Há cinco anos, a comissão de graduação da CBJ emitiu meu hachi-dan (8º dan), que foi enviado para a federação quando o Sílvio já era presidente, e ele não permitiu que chegasse às minhas mãos.
Como você tem esta certeza?
Porque os professores João Rocha e Paulo Wanderley afirmaram que assinaram o certificado e a CBJ o enviou para a FCJ, junto com o certificado de shichi-dan (7º dan) do professor Oscar Grando.
Mas então, por que você diz que é 7º dan?
Espera, vou desenhar: porque o meu bendito certificado chegou primeiro às mãos do Sílvio Acácio Borges, que naquele momento era presidente da Federação Catarinense de Judô, e ele jamais permitiu que chegasse às minhas mãos. Cobrei da Ângela diversas vezes, mas foi em vão. Meu certificado e o do Oscar Grando vieram juntos, mas ficaram engavetados. Depois de eu brigar e cobrar por mais de um ano, o Sílvio resolveu liberar o documento do Grando, mas o meu desapareceu.
Mas e o Zempo?
Que Zempo? Eu também fui deletado do banco de dados da CBJ. Basta conferir. Lá vemos até nomes de judocas falecidos. Estou vivo, ainda uso judogi e fui deletado, ou melhor, também fui banido do Zempo.

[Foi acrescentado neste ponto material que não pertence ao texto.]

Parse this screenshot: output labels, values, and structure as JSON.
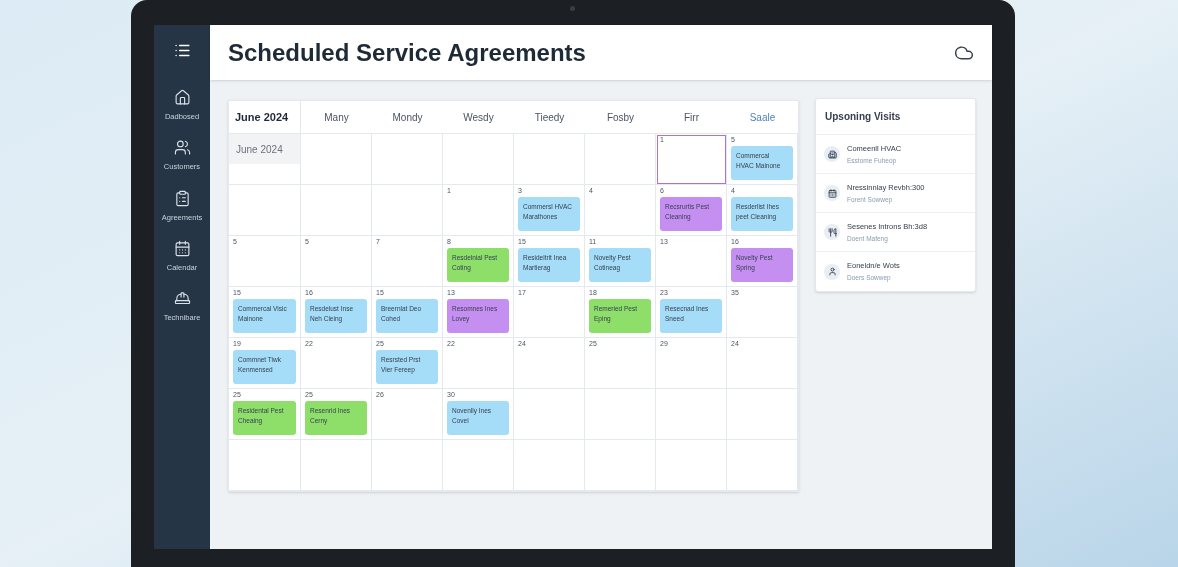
{
  "sidebar": {
    "items": [
      {
        "label": "Dadbosed"
      },
      {
        "label": "Customers"
      },
      {
        "label": "Agreements"
      },
      {
        "label": "Calendar"
      },
      {
        "label": "Technibare"
      }
    ]
  },
  "header": {
    "title": "Scheduled Service Agreements"
  },
  "calendar": {
    "columns": [
      {
        "label": "June 2024",
        "kind": "month"
      },
      {
        "label": "Many",
        "kind": "day",
        "selected": false
      },
      {
        "label": "Mondy",
        "kind": "day",
        "selected": false
      },
      {
        "label": "Wesdy",
        "kind": "day",
        "selected": false
      },
      {
        "label": "Tieedy",
        "kind": "day",
        "selected": false
      },
      {
        "label": "Fosby",
        "kind": "day",
        "selected": false
      },
      {
        "label": "Firr",
        "kind": "day",
        "selected": false
      },
      {
        "label": "Saale",
        "kind": "day",
        "selected": true
      }
    ],
    "rows": [
      [
        {
          "kind": "label",
          "text": "June 2024"
        },
        {},
        {},
        {},
        {},
        {},
        {
          "day": "1",
          "selected": true
        },
        {
          "day": "5",
          "events": [
            {
              "label": "Commercal HVAC Mainone",
              "color": "#a5dcf7"
            }
          ]
        }
      ],
      [
        {},
        {},
        {},
        {
          "day": "1"
        },
        {
          "day": "3",
          "events": [
            {
              "label": "Commersl HVAC Marathones",
              "color": "#a5dcf7"
            }
          ]
        },
        {
          "day": "4"
        },
        {
          "day": "6",
          "events": [
            {
              "label": "Recsrurtis Pest Cleaning",
              "color": "#c48ff0"
            }
          ]
        },
        {
          "day": "4",
          "events": [
            {
              "label": "Resderlist Ihes peet Cleaning",
              "color": "#a5dcf7"
            }
          ]
        }
      ],
      [
        {
          "day": "5"
        },
        {
          "day": "5"
        },
        {
          "day": "7"
        },
        {
          "day": "8",
          "events": [
            {
              "label": "Resdelnial Pest Coting",
              "color": "#8ede6a"
            }
          ]
        },
        {
          "day": "15",
          "events": [
            {
              "label": "Resideltrit Inea Martierag",
              "color": "#a5dcf7"
            }
          ]
        },
        {
          "day": "11",
          "events": [
            {
              "label": "Novelty Pest Cotineag",
              "color": "#a5dcf7"
            }
          ]
        },
        {
          "day": "13"
        },
        {
          "day": "16",
          "events": [
            {
              "label": "Novelty Pest Spring",
              "color": "#c48ff0"
            }
          ]
        }
      ],
      [
        {
          "day": "15",
          "events": [
            {
              "label": "Commercal Visic Mainone",
              "color": "#a5dcf7"
            }
          ]
        },
        {
          "day": "16",
          "events": [
            {
              "label": "Resdelust Inse Neh Cleing",
              "color": "#a5dcf7"
            }
          ]
        },
        {
          "day": "15",
          "events": [
            {
              "label": "Breernlat Deo Cohed",
              "color": "#a5dcf7"
            }
          ]
        },
        {
          "day": "13",
          "events": [
            {
              "label": "Resomnes Ines Lovey",
              "color": "#c48ff0"
            }
          ]
        },
        {
          "day": "17"
        },
        {
          "day": "18",
          "events": [
            {
              "label": "Remeried Pest Eping",
              "color": "#8ede6a"
            }
          ]
        },
        {
          "day": "23",
          "events": [
            {
              "label": "Resecnad Ines Sneed",
              "color": "#a5dcf7"
            }
          ]
        },
        {
          "day": "35"
        }
      ],
      [
        {
          "day": "19",
          "events": [
            {
              "label": "Commnet Tiwk Kenmensed",
              "color": "#a5dcf7"
            }
          ]
        },
        {
          "day": "22"
        },
        {
          "day": "25",
          "events": [
            {
              "label": "Resrsted Prst Vier Fereep",
              "color": "#a5dcf7"
            }
          ]
        },
        {
          "day": "22"
        },
        {
          "day": "24"
        },
        {
          "day": "25"
        },
        {
          "day": "29"
        },
        {
          "day": "24"
        }
      ],
      [
        {
          "day": "25",
          "events": [
            {
              "label": "Residental Pest Cheaing",
              "color": "#8ede6a"
            }
          ]
        },
        {
          "day": "25",
          "events": [
            {
              "label": "Resenrid Ines Cerny",
              "color": "#8ede6a"
            }
          ]
        },
        {
          "day": "26"
        },
        {
          "day": "30",
          "events": [
            {
              "label": "Novenlly Ines Covel",
              "color": "#a5dcf7"
            }
          ]
        },
        {},
        {},
        {},
        {}
      ],
      [
        {},
        {},
        {},
        {},
        {},
        {},
        {},
        {}
      ]
    ]
  },
  "upcoming": {
    "title": "Upsoning Visits",
    "items": [
      {
        "title": "Comeenll HVAC",
        "subtitle": "Esstome Fuheop"
      },
      {
        "title": "Nressinnlay Revbh:300",
        "subtitle": "Forent Sowwep"
      },
      {
        "title": "Sesenes Introns Bh:3d8",
        "subtitle": "Doent Mafeng"
      },
      {
        "title": "Eoneldn/e Wots",
        "subtitle": "Doers Sowwep"
      }
    ]
  }
}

O que o professor Paulo Wanderley fala sobre tudo isso?
Veja bem, depois que saí da presidência e deixei de representar um voto para ele, as coisas mudaram. Fui deletado em todos os níveis.
Por que seu ex-aluno faria uma maldade dessas?
O Oscar Grando era um professor e dirigente querido por todos, e o Sílvio tem um grande problema para lidar com este tipo de situação. Tem necessidade de estar acima de tudo e de todos. Já sobre a minha graduação, sugiro que pergunte a ele e ao professor Paulo Wanderley Teixeira.
Quem era o Sílvio até ele assumir a presidência da FCJ?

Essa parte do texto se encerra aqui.